После убийства шахзаде Мехмеда по личному приказу султана Османа, его брата, – тут уж никаких тайн и сомнений быть не могло – змейки стали шипеть потише, только вот сделались куда многочисленнее и ядовитее. Нельзя было и шага ступить за пределы покоев, чтобы не наткнуться на одну из них, а то и на целый выводок. Кёсем и не выходила поначалу, трое суток просидела, не говоря ни слова и уставившись мертвым взглядом в одну точку, ее роль на похоронах старшего сына взяла на себя Хадидже. И исполнила с блеском, никто и не заподозрил подмены.
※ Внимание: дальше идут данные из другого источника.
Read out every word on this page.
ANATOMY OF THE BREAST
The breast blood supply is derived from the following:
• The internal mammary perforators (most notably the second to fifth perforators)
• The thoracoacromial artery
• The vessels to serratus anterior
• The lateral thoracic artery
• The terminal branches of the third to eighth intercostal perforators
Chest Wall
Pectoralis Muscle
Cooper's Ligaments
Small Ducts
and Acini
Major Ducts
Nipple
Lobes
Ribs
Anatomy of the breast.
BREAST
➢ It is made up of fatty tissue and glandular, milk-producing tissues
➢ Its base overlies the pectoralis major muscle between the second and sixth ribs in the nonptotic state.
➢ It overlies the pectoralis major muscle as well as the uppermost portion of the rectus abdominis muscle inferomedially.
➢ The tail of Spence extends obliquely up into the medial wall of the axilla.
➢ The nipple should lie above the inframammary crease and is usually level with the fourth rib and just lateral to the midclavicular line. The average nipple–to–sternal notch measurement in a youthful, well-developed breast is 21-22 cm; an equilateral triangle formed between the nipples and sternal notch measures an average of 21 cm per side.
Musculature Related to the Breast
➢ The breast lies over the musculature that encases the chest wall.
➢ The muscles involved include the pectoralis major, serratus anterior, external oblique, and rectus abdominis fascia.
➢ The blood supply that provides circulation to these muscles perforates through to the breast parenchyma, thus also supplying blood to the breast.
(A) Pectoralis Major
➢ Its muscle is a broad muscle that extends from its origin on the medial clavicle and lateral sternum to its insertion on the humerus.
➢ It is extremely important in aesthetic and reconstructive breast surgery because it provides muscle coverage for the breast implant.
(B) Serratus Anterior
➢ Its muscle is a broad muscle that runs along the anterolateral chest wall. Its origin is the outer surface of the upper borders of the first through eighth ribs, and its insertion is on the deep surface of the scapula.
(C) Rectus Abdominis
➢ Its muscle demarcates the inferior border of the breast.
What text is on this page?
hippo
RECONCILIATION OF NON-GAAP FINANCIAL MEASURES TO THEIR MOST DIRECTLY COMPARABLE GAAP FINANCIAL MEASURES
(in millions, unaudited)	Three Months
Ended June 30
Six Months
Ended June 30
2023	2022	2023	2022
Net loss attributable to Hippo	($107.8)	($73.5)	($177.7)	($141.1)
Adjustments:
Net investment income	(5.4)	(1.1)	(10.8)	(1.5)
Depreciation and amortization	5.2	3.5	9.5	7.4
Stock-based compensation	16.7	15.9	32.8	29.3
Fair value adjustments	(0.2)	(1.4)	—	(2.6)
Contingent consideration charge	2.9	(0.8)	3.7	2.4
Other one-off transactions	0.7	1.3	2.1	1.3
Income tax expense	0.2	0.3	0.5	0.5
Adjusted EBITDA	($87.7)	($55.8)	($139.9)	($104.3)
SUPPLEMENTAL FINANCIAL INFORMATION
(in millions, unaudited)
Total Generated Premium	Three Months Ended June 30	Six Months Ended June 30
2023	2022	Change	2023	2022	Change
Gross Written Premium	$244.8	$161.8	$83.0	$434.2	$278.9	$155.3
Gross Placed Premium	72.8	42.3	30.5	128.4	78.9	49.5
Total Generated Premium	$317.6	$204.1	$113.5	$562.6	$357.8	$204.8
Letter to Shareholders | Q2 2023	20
Впрочем, тут больше помогли траурные накидки и своего рода полоса отчуждения – к столь грубо и недвусмысленно отстраненной от власти султанше придворные сановники старались не подходить слишком близко, чтобы и самим ненароком не угодить в опалу.
Вопреки мнению обитательниц гарема, уверенных, что запершиеся в покоях бывшей султанши безутешные матери дни и ночи напролет рыдают в обнимку друг с другом, вспоминая своих несчастных сыновей, женщины почти не разговаривали. Кёсем не проронила ни слезинки – а значит, не имела права плакать и Хадидже, лишь изображавшая то, что Кёсем испытывала на самом деле. Ведь ее-то малыш жив и здоров, среди хороших людей и с ним более не случится ничего ужасного. Да, сама Хадидже его больше никогда не увидит и для нее он словно бы умер, но на самом-то деле он жив и будет жить.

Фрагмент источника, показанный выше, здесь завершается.